Pouco antes do início da reunião, a última do “pior ano para a demanda mundial por petróleo”, segundo a Opep, vários responsáveis pelo grupo declararam que havia consenso para não alterar o nível atual de produção.
“Vimos como os preços do petróleo mantiveram sua melhora desde o baixo nível do ano passado, ainda se o mercado seguir muito volátil”, disse o ministro de Petróleo de Angola, José Maria Botelho de Vasconcelos, ao inaugurar, como presidente, a conferência em Luanda.

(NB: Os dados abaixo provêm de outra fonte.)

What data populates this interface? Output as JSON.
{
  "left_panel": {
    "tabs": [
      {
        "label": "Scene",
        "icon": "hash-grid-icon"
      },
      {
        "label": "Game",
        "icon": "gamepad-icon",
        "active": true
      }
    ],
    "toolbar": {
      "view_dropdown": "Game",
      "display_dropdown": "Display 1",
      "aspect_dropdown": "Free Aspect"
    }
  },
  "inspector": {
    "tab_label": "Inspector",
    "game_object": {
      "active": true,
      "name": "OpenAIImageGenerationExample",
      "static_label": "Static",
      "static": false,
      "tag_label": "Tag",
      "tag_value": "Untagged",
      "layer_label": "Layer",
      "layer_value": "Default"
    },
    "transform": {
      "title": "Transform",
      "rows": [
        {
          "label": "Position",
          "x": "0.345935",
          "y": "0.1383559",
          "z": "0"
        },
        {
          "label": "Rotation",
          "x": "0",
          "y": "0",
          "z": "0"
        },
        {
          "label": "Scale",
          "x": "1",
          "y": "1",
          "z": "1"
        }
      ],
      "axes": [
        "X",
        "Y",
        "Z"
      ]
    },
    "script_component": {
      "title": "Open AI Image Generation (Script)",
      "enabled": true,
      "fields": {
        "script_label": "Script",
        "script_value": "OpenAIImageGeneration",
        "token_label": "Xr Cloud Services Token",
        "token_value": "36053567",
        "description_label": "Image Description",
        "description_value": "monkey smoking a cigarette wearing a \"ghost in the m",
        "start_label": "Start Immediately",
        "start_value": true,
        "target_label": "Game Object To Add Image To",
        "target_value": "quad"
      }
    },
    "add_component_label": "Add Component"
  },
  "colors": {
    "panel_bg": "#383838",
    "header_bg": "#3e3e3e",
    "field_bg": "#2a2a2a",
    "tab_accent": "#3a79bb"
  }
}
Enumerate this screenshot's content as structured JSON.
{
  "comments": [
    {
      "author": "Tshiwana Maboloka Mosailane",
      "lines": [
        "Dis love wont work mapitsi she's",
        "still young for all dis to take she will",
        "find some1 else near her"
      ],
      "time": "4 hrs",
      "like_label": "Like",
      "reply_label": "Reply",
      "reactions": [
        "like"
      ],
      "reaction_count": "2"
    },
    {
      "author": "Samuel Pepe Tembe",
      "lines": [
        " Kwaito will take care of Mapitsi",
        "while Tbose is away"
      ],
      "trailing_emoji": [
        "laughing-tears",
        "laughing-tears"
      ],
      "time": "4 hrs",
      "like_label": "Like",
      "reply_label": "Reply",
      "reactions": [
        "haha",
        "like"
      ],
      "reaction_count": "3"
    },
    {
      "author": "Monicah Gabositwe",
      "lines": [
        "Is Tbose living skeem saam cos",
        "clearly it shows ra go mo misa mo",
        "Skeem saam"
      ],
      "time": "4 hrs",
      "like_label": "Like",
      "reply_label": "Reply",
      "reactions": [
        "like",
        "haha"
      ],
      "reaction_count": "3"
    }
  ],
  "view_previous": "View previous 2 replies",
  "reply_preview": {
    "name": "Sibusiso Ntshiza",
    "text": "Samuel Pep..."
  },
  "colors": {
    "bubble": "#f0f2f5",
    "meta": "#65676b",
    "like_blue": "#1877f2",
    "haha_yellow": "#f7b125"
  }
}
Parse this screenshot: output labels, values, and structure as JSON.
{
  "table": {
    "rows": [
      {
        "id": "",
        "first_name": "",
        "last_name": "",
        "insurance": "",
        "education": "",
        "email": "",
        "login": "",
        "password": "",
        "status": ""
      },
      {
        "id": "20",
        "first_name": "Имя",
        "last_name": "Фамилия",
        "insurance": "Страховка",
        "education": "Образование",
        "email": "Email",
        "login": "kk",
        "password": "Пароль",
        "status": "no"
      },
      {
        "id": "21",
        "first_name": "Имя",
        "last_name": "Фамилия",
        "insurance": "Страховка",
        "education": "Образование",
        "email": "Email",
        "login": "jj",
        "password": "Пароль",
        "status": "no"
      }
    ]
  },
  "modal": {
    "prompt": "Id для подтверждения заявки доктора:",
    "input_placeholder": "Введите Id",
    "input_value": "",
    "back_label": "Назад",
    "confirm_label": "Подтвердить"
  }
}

Destacou que o crescimento da demanda nas economias emergentes, mas que segue “em terreno negativo” nos países da Organização para a Cooperação e Desenvolvimento Econômico (OCDE), enquanto os estoques “estão em níveis altos”.
Por sua parte, o ministro equatoriano de Recursos Naturais Não Renováveis, Germânico Pinto, que assume hoje a Presidência anual da Opep das mãos de seu colega angolano, qualificou de “razoável” um preço para o barril de petróleo em torno dos US$ 80.
“Ter um barril de petróleo que oscile em US$ 80 é razoável, porque assegura receita para os países produtores, para investimento na área pública e na própria indústria”, disse Pinto, em declarações divulgadas por um comunicado de seu Ministério.